Tim looked, and sucked back a breath. The dark uniform, the white blouse, the tightly wrapped bun of dark reddish-brown hair, added that certain crispness. She had pale skin and a softly angular face that looked as though someone with great talent had carefully brushed her features in, making it look easy, making it look careless as her clean white smile, her lively dark eyes in pure white settings, like fine bone china. Whoever she was, she had a polished, perfect sort of insouciant grace that brightened the entire room. She was the woman for whom the WREN uniform had been designed. She was a lieutenant, with cute little cords and bangles of rank and decoration, and young officers hovered about like sullen magnets, like little planets soaking in the glow of her sunlight.

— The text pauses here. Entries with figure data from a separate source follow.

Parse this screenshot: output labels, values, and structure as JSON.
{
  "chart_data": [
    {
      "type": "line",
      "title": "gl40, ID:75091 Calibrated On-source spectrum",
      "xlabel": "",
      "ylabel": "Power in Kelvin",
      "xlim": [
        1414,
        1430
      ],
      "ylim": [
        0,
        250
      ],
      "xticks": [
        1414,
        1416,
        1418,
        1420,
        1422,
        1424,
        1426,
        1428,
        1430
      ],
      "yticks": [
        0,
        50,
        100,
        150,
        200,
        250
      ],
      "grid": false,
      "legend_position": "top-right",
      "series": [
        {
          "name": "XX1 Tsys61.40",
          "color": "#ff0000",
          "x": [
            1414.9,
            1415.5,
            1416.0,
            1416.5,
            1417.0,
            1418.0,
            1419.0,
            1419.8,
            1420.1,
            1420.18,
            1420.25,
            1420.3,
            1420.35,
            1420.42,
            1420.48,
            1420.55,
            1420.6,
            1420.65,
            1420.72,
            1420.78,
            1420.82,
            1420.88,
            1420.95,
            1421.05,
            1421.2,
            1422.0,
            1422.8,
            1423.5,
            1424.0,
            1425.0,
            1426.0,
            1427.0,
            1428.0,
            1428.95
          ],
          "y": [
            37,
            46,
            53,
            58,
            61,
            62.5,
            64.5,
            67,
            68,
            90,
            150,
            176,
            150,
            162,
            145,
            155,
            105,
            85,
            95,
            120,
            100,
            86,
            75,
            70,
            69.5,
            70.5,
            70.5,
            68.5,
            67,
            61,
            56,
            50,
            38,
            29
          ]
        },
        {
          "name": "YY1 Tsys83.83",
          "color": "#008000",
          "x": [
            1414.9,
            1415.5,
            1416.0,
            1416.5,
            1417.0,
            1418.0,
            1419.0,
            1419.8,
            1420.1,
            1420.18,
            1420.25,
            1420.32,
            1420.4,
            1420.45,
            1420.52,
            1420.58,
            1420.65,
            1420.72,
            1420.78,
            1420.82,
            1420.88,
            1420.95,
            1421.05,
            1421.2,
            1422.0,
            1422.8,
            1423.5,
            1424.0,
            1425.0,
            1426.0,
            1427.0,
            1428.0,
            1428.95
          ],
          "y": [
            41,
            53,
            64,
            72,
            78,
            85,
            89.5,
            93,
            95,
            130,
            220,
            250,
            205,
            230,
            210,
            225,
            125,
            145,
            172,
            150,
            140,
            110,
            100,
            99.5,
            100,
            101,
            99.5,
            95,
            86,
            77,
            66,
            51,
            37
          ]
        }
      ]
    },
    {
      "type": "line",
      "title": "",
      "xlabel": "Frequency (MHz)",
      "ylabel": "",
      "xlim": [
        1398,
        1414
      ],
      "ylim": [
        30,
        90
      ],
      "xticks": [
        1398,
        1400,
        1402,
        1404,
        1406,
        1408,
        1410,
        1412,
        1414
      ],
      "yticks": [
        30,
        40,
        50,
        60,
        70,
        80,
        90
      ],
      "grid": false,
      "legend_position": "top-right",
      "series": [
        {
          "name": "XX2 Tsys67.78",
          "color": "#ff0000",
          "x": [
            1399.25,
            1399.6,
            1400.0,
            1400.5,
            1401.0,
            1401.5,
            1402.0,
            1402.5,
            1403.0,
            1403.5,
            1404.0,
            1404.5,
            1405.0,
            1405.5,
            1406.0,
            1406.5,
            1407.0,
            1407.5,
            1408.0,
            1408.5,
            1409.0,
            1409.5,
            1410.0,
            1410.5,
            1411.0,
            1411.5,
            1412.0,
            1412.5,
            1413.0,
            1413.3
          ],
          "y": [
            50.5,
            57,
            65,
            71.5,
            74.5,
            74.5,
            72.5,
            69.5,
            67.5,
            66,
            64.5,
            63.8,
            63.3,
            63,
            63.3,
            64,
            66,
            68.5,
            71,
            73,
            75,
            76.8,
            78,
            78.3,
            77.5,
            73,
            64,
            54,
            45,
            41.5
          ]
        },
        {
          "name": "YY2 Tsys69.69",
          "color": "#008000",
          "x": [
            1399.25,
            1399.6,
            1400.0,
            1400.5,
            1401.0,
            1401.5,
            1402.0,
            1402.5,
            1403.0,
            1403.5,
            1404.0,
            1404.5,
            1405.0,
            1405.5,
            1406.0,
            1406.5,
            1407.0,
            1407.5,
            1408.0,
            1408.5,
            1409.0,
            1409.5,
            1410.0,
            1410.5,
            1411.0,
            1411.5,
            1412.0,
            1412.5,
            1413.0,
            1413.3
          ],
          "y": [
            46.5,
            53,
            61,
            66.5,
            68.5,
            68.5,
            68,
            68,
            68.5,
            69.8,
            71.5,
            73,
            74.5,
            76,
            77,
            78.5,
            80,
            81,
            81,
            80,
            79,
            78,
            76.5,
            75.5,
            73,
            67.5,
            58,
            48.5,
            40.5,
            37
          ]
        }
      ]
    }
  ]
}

They all knew she was Admiral Todd’s assistant in Naval Engineering. Tim wished Stan would figure that out. For a moment, Tim thought she must be American. Maybe a visiting movie star. Stan, for his part, seemed to think so too, and was having trouble swallowing. Then Tim heard, quite distinctly, her charming and well-tooled upper class British dialect. Immediately, he was conscious of the entire divide. Perhaps the Gilbert and Sullivan admiral standing nearby was her father, or her lover, or for that matter Jupiter to her Io. In any case, it was immediately clear that they were equestrians while the rest of the crowd were an array representing the plebs.
“Give it up,” Tim told Stan.
“I can’t,” Stan said. “I’ve fallen in love.”
“You’ve fallen out of your mind.” He was secretly glad, at least, that Stan was getting over the disaster with Connie Bruce or whatever it had been.
In the ensuing weeks, Stan’s infatuation for Claire Denby became a source of comment, amusement, and pity between Anna and Tim. They took Stan with them on the early halves of dates, just so he wouldn’t be alone. Eventually he’d drift off to go bar-hopping with some guys, apparently oblivious to the great city chock full of unattached young women away from home and looking for a kindly squeeze. Stan, who had seemed so happy with his Bruce or Bryce woman, had taken a hard fall. Anna leaned close, one evening. She and Tim sat in plush blood-leather chairs in a restaurant near Pall Mall. Stan had just spotted two of his drinking cronies and rushed off to be with them. Through the smoke and gloom, Anna told Tim in Polish-accented English: “He will find a woman for himself. But I don’t believe it will be Claire Denby.”